Notre plus grand juriste, Jean Carbonnier, manifestait son scepticisme à l’égard de la sacralisation de l’État de droit en objectant que ce pouvait être un encouragement pour l’État à jouer avec le droit. Ce que je crains le plus de la crise actuelle, surtout s’il devait apparaître qu’elle aurait pu être facilement résolue, est, à la faveur de ce lâche soulagement, une réaction paradoxale : d’un côté, la perte par l’État du principal fondement de sa légitimité – sa qualité de garant du droit – dès lors que la principale conquête de la Ve République, la stabilité, ne sera pas devenue autre chose qu’un alibi de l’arbitraire ; de l’autre côté, le constat que la liberté n’est plus qu’une valeur relative par rapport au primat de l’urgence, selon le moment, le lieu, les circonstances, et que cet État dépouillé des fondements de sa légitimité n’en sera pas moins autorisé par une opinion sans unité ni repères à faire n’importe quoi. Ce disant, je ne fais pas autre chose que décrire les processus et les conditions qui, au siècle dernier, ont rendu possible l’avènement de sociétés totalitaires.
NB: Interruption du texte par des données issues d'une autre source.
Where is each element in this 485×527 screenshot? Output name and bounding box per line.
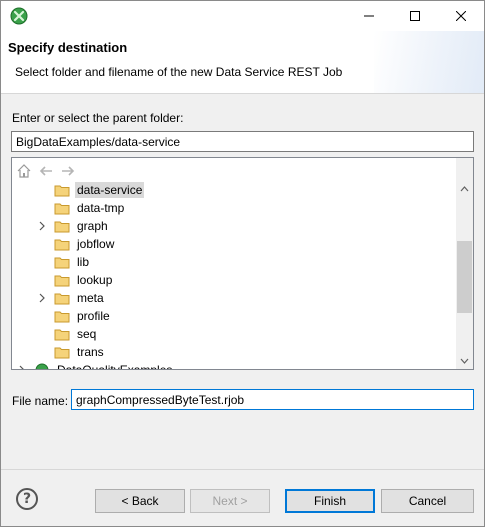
finish-button[interactable]: Finish (285, 489, 375, 513)
maximize-button[interactable] (392, 1, 438, 31)
folder-icon (54, 275, 70, 287)
home-icon[interactable] (16, 163, 32, 179)
header-banner (374, 31, 484, 93)
folder-icon (54, 257, 70, 269)
tree-item-trans[interactable]: trans (36, 343, 106, 361)
tree-item-label: profile (77, 309, 110, 323)
expand-chevron-icon[interactable] (16, 361, 28, 369)
file-name-label: File name: (12, 394, 69, 408)
close-icon (456, 11, 466, 21)
tree-item-label: meta (77, 291, 104, 305)
back-button[interactable]: < Back (95, 489, 185, 513)
tree-item-label: data-tmp (77, 201, 125, 215)
tree-scrollbar[interactable] (456, 158, 473, 369)
tree-item-label: trans (77, 345, 104, 359)
folder-icon (54, 185, 70, 197)
maximize-icon (410, 11, 420, 21)
minimize-icon (364, 15, 374, 17)
scroll-down-button[interactable] (456, 352, 473, 369)
folder-icon (54, 221, 70, 233)
tree-toolbar (16, 162, 76, 180)
cancel-button[interactable]: Cancel (381, 489, 474, 513)
folder-tree[interactable]: data-service data-tmp graph jobflow lib (11, 157, 474, 370)
tree-item-label: seq (77, 327, 97, 341)
folder-icon (54, 311, 70, 323)
tree-item-graph[interactable]: graph (36, 217, 110, 235)
expand-chevron-icon[interactable] (36, 217, 48, 235)
tree-item-label: DataQualityExamples (57, 363, 173, 370)
tree-item-data-tmp[interactable]: data-tmp (36, 199, 126, 217)
folder-icon (54, 293, 70, 305)
title-bar[interactable] (1, 1, 484, 31)
tree-item-project[interactable]: DataQualityExamples (16, 361, 174, 370)
tree-item-jobflow[interactable]: jobflow (36, 235, 116, 253)
tree-item-seq[interactable]: seq (36, 325, 98, 343)
minimize-button[interactable] (346, 1, 392, 31)
tree-item-lookup[interactable]: lookup (36, 271, 114, 289)
tree-item-data-service[interactable]: data-service (36, 181, 145, 199)
tree-item-label: data-service (75, 182, 145, 198)
expand-chevron-icon[interactable] (36, 289, 48, 307)
project-icon (35, 363, 49, 369)
scroll-thumb[interactable] (457, 241, 472, 313)
forward-arrow-icon[interactable] (60, 163, 76, 179)
wizard-header: Specify destination Select folder and fi… (1, 31, 484, 94)
parent-folder-label: Enter or select the parent folder: (12, 111, 184, 125)
scroll-up-button[interactable] (456, 180, 473, 197)
chevron-down-icon (460, 358, 469, 364)
page-title: Specify destination (8, 40, 128, 55)
divider (1, 469, 484, 470)
tree-item-label: lookup (77, 273, 113, 287)
parent-folder-input[interactable]: BigDataExamples/data-service (11, 131, 474, 152)
folder-icon (54, 347, 70, 359)
file-name-input[interactable]: graphCompressedByteTest.rjob (71, 389, 474, 410)
tree-item-label: jobflow (77, 237, 115, 251)
new-rest-job-wizard: Specify destination Select folder and fi… (0, 0, 485, 527)
tree-item-label: lib (77, 255, 90, 269)
tree-item-lib[interactable]: lib (36, 253, 91, 271)
folder-icon (54, 329, 70, 341)
back-arrow-icon[interactable] (38, 163, 54, 179)
tree-item-label: graph (77, 219, 108, 233)
help-button[interactable]: ? (16, 488, 38, 510)
page-description: Select folder and filename of the new Da… (15, 65, 343, 79)
close-button[interactable] (438, 1, 484, 31)
folder-icon (54, 203, 70, 215)
next-button[interactable]: Next > (190, 489, 270, 513)
chevron-up-icon (460, 185, 469, 191)
folder-icon (54, 239, 70, 251)
app-logo-icon (10, 7, 28, 25)
tree-item-meta[interactable]: meta (36, 289, 106, 307)
tree-item-profile[interactable]: profile (36, 307, 112, 325)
Il est banal de dire que le meilleur moyen de résister à cette pente est de former des citoyens éclairés et responsables. Cela n’implique pas une rupture, dont la plupart des commentateurs se gargarisent, mais nous renvoie au projet républicain édifié en Europe dans la perspective de plusieurs siècles, et qui rassemble les plus précieux de nos héritages. L’héritage des Lumières, à savoir la raison, qui distingue sans relativiser ; l’héritage de la République : l’esprit critique – dont Claude Lévi-Strauss me confia, à la lecture des Lieux de mémoire de Pierre Nora, que son réveil avait empêché l’école républicaine de devenir totalitaire ; l’héritage de la démocratie : la séparation des pouvoirs et des ordres ; l’héritage de l’histoire, qui nous met en garde contre les mythes qui aveuglent – le sauveur, le complot, la transparence ; l’héritage de la littérature, enfin, qui repose sur la culture du complexe et le rejet de l’uniformité.

Merci Monsieur Slama pour le temps que vous nous avez confié. Vous qui nous lisez, prenez soin de vous.